Fed Defers Rate Decision to September Amid Rising Employment Concerns
The Federal Reserve has kept interest rates unchanged as expected, deferring any decisions to September, contingent on upcoming data confirming the rising inflation trend seen so far. Consequently, the market has responded by further lowering long-term interest rates, convinced that there will be multiple rate cuts. The 10-year yield has dipped well below 4%, and stock markets reacted negatively to Powell’s promises, fearing that the Fed might be too timid.
The key data point causing volatility was employment figures. The market didn’t have to wait long to see its evolution. On Thursday, unemployment claims hit a one-year high, and on Friday, new hires were only 114,000, well below estimates. More concerning was the unemployment rate rising to 4.3%. Inflation data will take longer to materialize, but this time it seems the Fed will likely appease the markets, which are now pushing for more due to the swiftly deteriorating economic situation. Could we see a 50 basis point cut?

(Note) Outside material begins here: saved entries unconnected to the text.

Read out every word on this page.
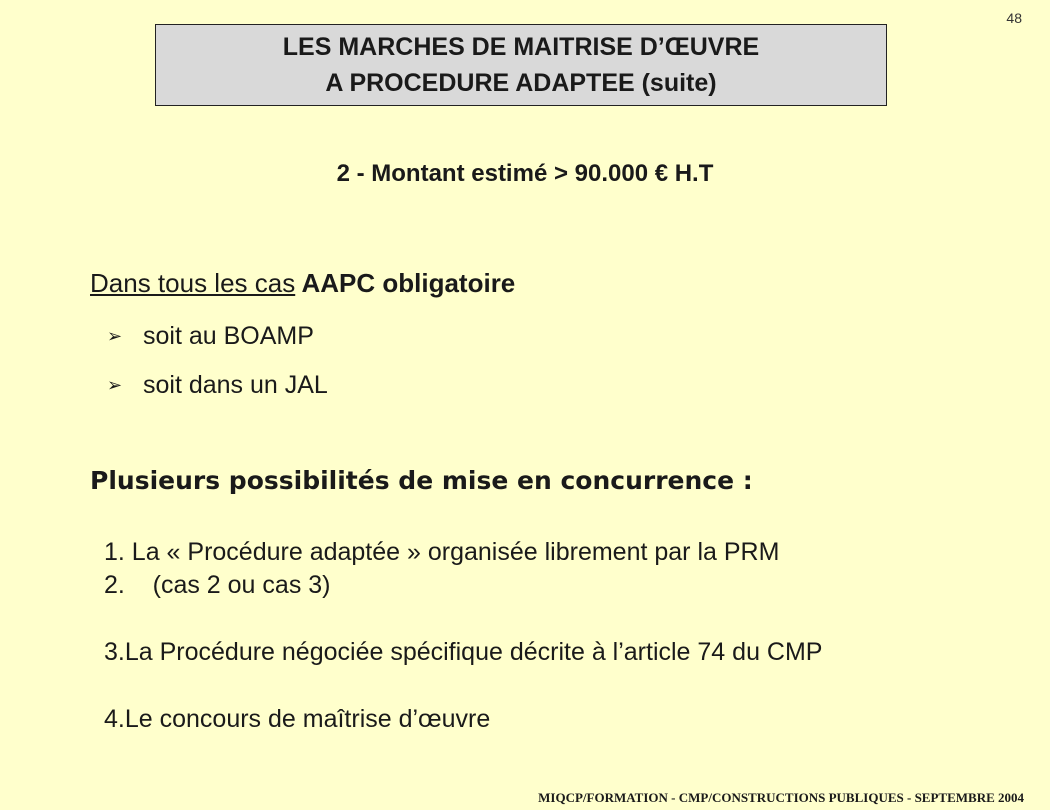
48
LES MARCHES DE MAITRISE D’ŒUVRE
A PROCEDURE ADAPTEE (suite)
2 - Montant estimé > 90.000 € H.T
Dans tous les cas AAPC obligatoire
➢ soit au BOAMP
➢ soit dans un JAL
Plusieurs possibilités de mise en concurrence :
1. La « Procédure adaptée » organisée librement par la PRM
2.    (cas 2 ou cas 3)
3.La Procédure négociée spécifique décrite à l’article 74 du CMP
4.Le concours de maîtrise d’œuvre
MIQCP/FORMATION - CMP/CONSTRUCTIONS PUBLIQUES - SEPTEMBRE 2004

By cutting the cost of borrowing in September, Powell would face fierce criticism from Trump, especially since this will be the last meeting before the presidential elections. Trump views this move as potentially favoring the Democrats. Consequently, markets are leaning towards a rate cut, which currently leaves the dollar indifferent, losing ground to a strengthening yen after the BOJ’s surprise rate hike. Regarding Euro, a potential rate cut might have to wait until September, but Germany’s recession in the second quarter of 2024 hints that the ECB in Frankfurt might also seize the opportunity presented by the Fed for a further rate cut.
Before then, all eyes will be on Jackson Hole at the end of August, where central bankers will have the opportunity to clarify their intentions. Meanwhile, EurUsd is challenging resistance levels.

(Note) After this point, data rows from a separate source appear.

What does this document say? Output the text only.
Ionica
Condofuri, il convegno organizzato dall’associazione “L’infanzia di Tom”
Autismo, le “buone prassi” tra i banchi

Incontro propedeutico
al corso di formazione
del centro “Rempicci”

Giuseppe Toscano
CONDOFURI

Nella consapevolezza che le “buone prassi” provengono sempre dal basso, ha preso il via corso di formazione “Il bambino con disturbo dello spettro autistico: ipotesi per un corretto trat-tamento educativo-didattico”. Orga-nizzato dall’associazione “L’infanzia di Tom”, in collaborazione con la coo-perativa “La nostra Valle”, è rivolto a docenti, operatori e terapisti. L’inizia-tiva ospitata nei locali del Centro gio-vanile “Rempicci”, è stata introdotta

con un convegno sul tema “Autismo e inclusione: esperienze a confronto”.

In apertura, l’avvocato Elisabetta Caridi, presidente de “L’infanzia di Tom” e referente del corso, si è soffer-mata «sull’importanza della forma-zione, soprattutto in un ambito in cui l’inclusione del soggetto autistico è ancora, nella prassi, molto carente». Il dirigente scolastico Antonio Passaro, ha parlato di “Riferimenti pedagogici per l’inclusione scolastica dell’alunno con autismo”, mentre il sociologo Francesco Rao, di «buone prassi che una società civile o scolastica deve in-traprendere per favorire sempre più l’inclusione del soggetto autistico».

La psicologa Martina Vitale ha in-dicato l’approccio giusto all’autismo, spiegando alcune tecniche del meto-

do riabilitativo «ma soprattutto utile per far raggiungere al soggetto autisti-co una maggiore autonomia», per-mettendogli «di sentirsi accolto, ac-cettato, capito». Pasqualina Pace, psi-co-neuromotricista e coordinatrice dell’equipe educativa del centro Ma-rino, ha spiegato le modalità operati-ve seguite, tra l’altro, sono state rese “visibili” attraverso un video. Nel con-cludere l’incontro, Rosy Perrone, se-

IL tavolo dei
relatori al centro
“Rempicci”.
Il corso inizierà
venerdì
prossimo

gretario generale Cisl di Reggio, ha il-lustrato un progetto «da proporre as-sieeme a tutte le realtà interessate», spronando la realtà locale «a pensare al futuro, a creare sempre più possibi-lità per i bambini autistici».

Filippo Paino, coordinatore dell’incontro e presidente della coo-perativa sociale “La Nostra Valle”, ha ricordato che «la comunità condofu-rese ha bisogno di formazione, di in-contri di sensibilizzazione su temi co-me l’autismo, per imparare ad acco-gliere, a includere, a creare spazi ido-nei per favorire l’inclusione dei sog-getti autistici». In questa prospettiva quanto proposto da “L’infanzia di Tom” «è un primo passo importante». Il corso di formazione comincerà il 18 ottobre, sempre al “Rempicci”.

Technical Analysis – EurUsd Nears Critical Juncture
If there’s one chart that perhaps best illustrates the uncertainty surrounding EurUsd, it’s the daily chart combined with the 50 and 200-day moving averages. These typical lagging trend indicators (golden cross for bullish and death cross for bearish) have been giving continuous false signals, confirming significant underlying uncertainty.
However, the decisive moment is approaching. Between 1.07 and 1.09 (where we currently are), the upper and lower walls of this theoretically bullish continuation triangle are converging. Should this scenario play out, breaking above 1.09/1.10 (currently tested resistances) will signal a long position on the euro. Conversely, falling below 1.07/1.06 will see the dollar resuming its march towards parity.
Monitoring EurUsd’s performance and, crucially, its breakout from the upper or lower range will likely determine the direction for the next cyclical milestone. The summer months of 2025 will see the next 34-month cycle milestone, following three primary lows and three primary highs in recent years. Therefore, close attention to the previous chart and its subsequent evolution is crucial.